Three stinkin' years. That's how long it had been since the publication of Creatures on the Loose #37 in 1975, after publishing the second part of a 4-part Man -Wolf/Space Opera epic. I wonder what the sales for the next two issues of Marvel Premiere were. In those ancient days, many of us were still depending on spinner racks at the local 7/11 to find our comics. We may have long forgotten poor Man-Wolf's dilemma by the time Marvel Premiere #45 (December 1978) came out, or we might have missed it on the inconsistently stocked spinner racks.
Well, if nothing else, that George Perez cover is eye-catching.
And his interior art, (with the script by David Kraft), is equally awesome. The story left off with John Jameson and three warriors from another dimension escaping a space station and heading for the moon. But the moonlight turned Jameson into Man-Wolf, who (unlike his human counterpart) is not a skilled space pilot.
So we pick up with the ship crashed on the moon and the three warriors unconscious. Man-Wolf, though, rips his way out of the ship. Something protects him from the lack of atmosphere and temperature extremes as he's drawn in a particular direction.
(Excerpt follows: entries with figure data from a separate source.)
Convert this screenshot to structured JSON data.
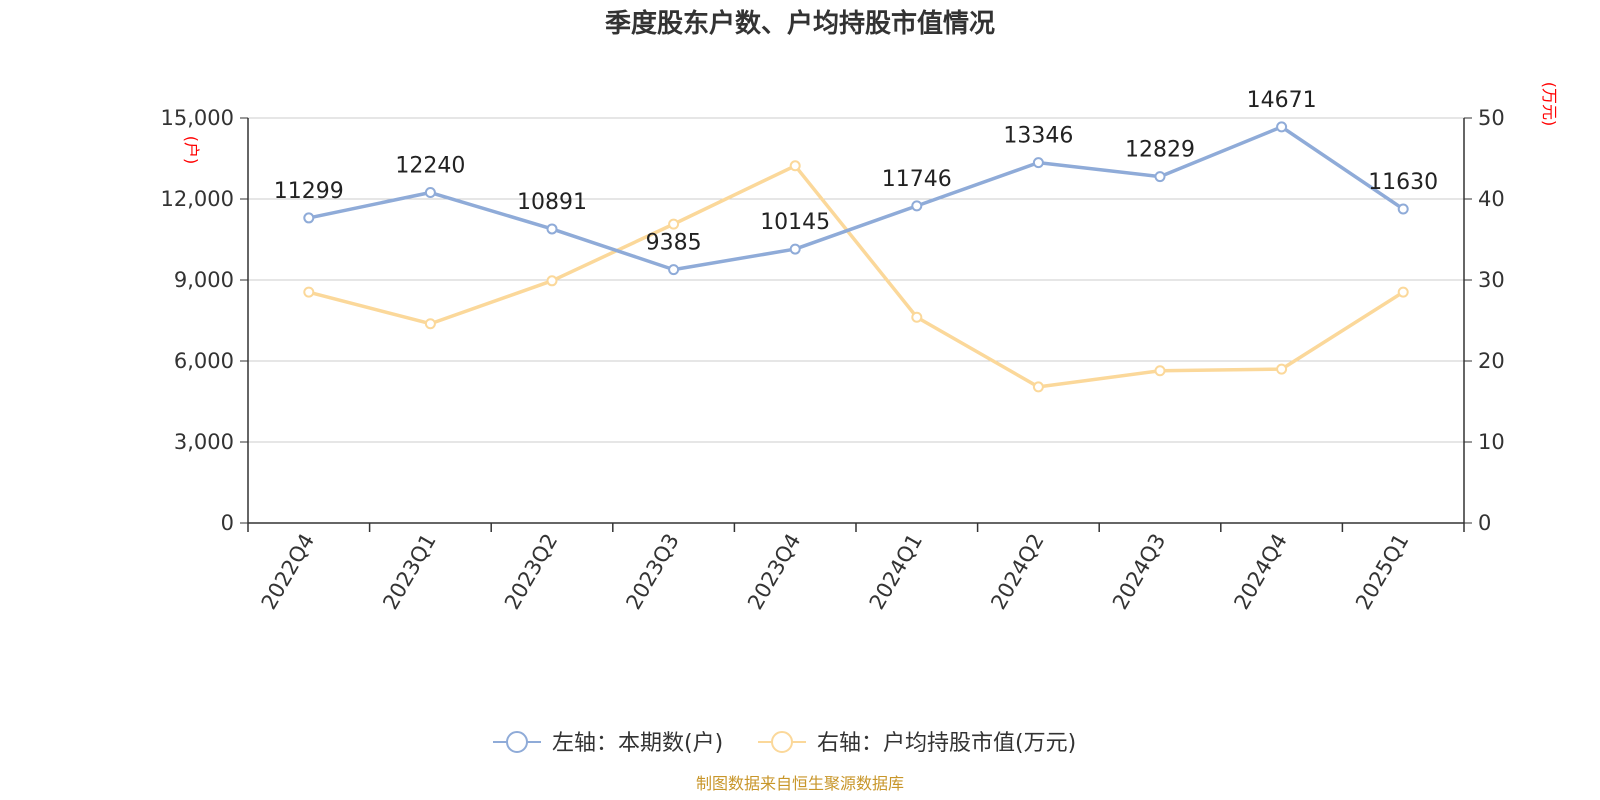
{
  "chart_data": {
    "type": "line",
    "title": "季度股东户数、户均持股市值情况",
    "categories": [
      "2022Q4",
      "2023Q1",
      "2023Q2",
      "2023Q3",
      "2023Q4",
      "2024Q1",
      "2024Q2",
      "2024Q3",
      "2024Q4",
      "2025Q1"
    ],
    "left_axis": {
      "unit_label": "(户)",
      "ylim": [
        0,
        15000
      ],
      "ticks": [
        0,
        3000,
        6000,
        9000,
        12000,
        15000
      ],
      "tick_labels": [
        "0",
        "3,000",
        "6,000",
        "9,000",
        "12,000",
        "15,000"
      ]
    },
    "right_axis": {
      "unit_label": "(万元)",
      "ylim": [
        0,
        50
      ],
      "ticks": [
        0,
        10,
        20,
        30,
        40,
        50
      ],
      "tick_labels": [
        "0",
        "10",
        "20",
        "30",
        "40",
        "50"
      ]
    },
    "series": [
      {
        "name": "左轴：本期数(户)",
        "axis": "left",
        "color": "#8fabd8",
        "values": [
          11299,
          12240,
          10891,
          9385,
          10145,
          11746,
          13346,
          12829,
          14671,
          11630
        ],
        "data_labels": [
          "11299",
          "12240",
          "10891",
          "9385",
          "10145",
          "11746",
          "13346",
          "12829",
          "14671",
          "11630"
        ]
      },
      {
        "name": "右轴：户均持股市值(万元)",
        "axis": "right",
        "color": "#fbd89a",
        "values": [
          28.5,
          24.6,
          29.9,
          36.9,
          44.1,
          25.4,
          16.8,
          18.8,
          19.0,
          28.5
        ]
      }
    ],
    "grid": true,
    "legend_position": "bottom-center",
    "source": "制图数据来自恒生聚源数据库"
  }
}
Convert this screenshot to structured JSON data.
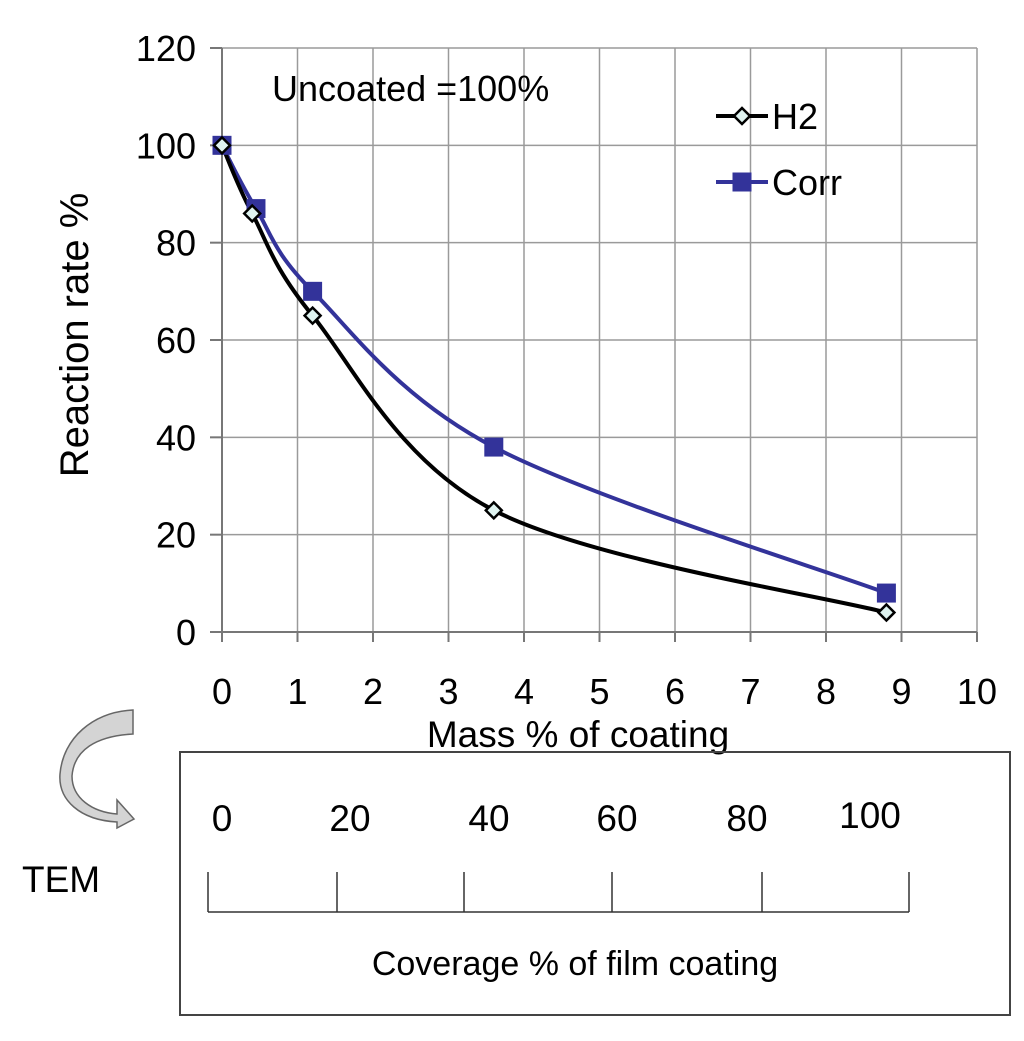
{
  "chart_data": {
    "type": "line",
    "title": "",
    "annotation": "Uncoated =100%",
    "xlabel": "Mass % of coating",
    "ylabel": "Reaction rate %",
    "xlim": [
      0,
      10
    ],
    "ylim": [
      0,
      120
    ],
    "xticks": [
      "0",
      "1",
      "2",
      "3",
      "4",
      "5",
      "6",
      "7",
      "8",
      "9",
      "10"
    ],
    "yticks": [
      "0",
      "20",
      "40",
      "60",
      "80",
      "100",
      "120"
    ],
    "grid": true,
    "legend_position": "top-right",
    "series": [
      {
        "name": "H2",
        "color": "#000000",
        "marker": "diamond-open",
        "marker_fill": "#dff3f0",
        "x": [
          0,
          0.4,
          1.2,
          3.6,
          8.8
        ],
        "y": [
          100,
          86,
          65,
          25,
          4
        ]
      },
      {
        "name": "Corr",
        "color": "#33339a",
        "marker": "square",
        "marker_fill": "#33339a",
        "x": [
          0,
          0.45,
          1.2,
          3.6,
          8.8
        ],
        "y": [
          100,
          87,
          70,
          38,
          8
        ]
      }
    ]
  },
  "tem_panel": {
    "side_label": "TEM",
    "caption": "Coverage % of film coating",
    "scale_labels": [
      "0",
      "20",
      "40",
      "60",
      "80",
      "100"
    ],
    "arrow_icon": "curved-arrow-icon"
  }
}
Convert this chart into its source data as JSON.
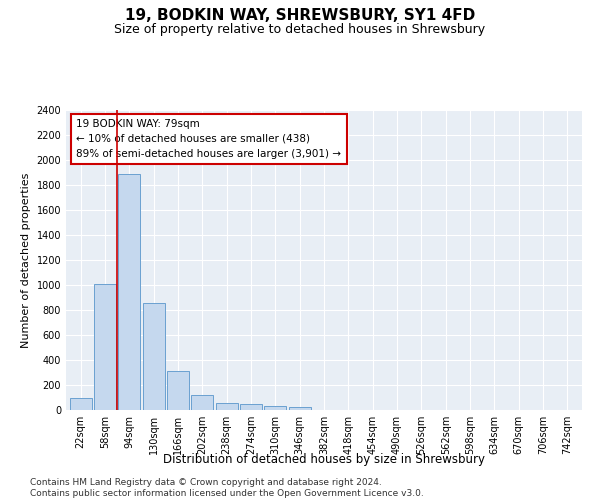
{
  "title1": "19, BODKIN WAY, SHREWSBURY, SY1 4FD",
  "title2": "Size of property relative to detached houses in Shrewsbury",
  "xlabel": "Distribution of detached houses by size in Shrewsbury",
  "ylabel": "Number of detached properties",
  "categories": [
    "22sqm",
    "58sqm",
    "94sqm",
    "130sqm",
    "166sqm",
    "202sqm",
    "238sqm",
    "274sqm",
    "310sqm",
    "346sqm",
    "382sqm",
    "418sqm",
    "454sqm",
    "490sqm",
    "526sqm",
    "562sqm",
    "598sqm",
    "634sqm",
    "670sqm",
    "706sqm",
    "742sqm"
  ],
  "bar_values": [
    100,
    1010,
    1890,
    860,
    315,
    120,
    60,
    50,
    35,
    22,
    0,
    0,
    0,
    0,
    0,
    0,
    0,
    0,
    0,
    0,
    0
  ],
  "bar_color": "#c5d8ee",
  "bar_edge_color": "#6aA0d0",
  "vline_color": "#cc0000",
  "vline_xindex": 1.5,
  "annotation_text": "19 BODKIN WAY: 79sqm\n← 10% of detached houses are smaller (438)\n89% of semi-detached houses are larger (3,901) →",
  "annotation_box_color": "#cc0000",
  "ylim": [
    0,
    2400
  ],
  "yticks": [
    0,
    200,
    400,
    600,
    800,
    1000,
    1200,
    1400,
    1600,
    1800,
    2000,
    2200,
    2400
  ],
  "bg_color": "#e8eef5",
  "footer": "Contains HM Land Registry data © Crown copyright and database right 2024.\nContains public sector information licensed under the Open Government Licence v3.0.",
  "title1_fontsize": 11,
  "title2_fontsize": 9,
  "xlabel_fontsize": 8.5,
  "ylabel_fontsize": 8,
  "tick_fontsize": 7,
  "annotation_fontsize": 7.5,
  "footer_fontsize": 6.5
}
He enters a cave, passes through a dimensional gateway and ends up in another dimension. (The three warriors join him soon after, linking up with the other people Man-Wolf meets.)
Man-Wolf agrees to help them. They charge into battle on flying beasts and are soon locked in combat with the dictator's undead minions.
So an astronaut/werewolf armed with a sword leads a ragtag band of extra-dimensional rebels flying dragon/pegasus hybrids into battle against undead warriors. THIS is why I love comic books.
The battle does not go well. Two of the rebels are killed. Man-Wolf and another rebel are knocked out of the sky. The remainder are captured.
But the war isn't over. When Man-Wolf sees the corpse of one of the rebels, he vows revenge.
One can argue that the moon-stone that turns John Jameson into a monster didn't need any more of a back story than "it's magic/super-science of some sort." But here, David Kraft and George Perez give that stone a super-cool origin that tosses Man-Wolf into a Space Opera epic, effectively stitching together a lot of bizarre cool elements to satisfy the nerdist of nerds. And it ends with a very effective cliffhanger.
But we will not be looking at the conclusion next week, I'm afraid. My wife and I are off to Germany to take a river cruise down the Danube and (I'm assuming/hoping) use brilliant deductive reasoning to solve a murder along the way. That means a two-week break in both Wednesday and Thursday posts. Be patient. We'll look at the last part of this story in three weeks.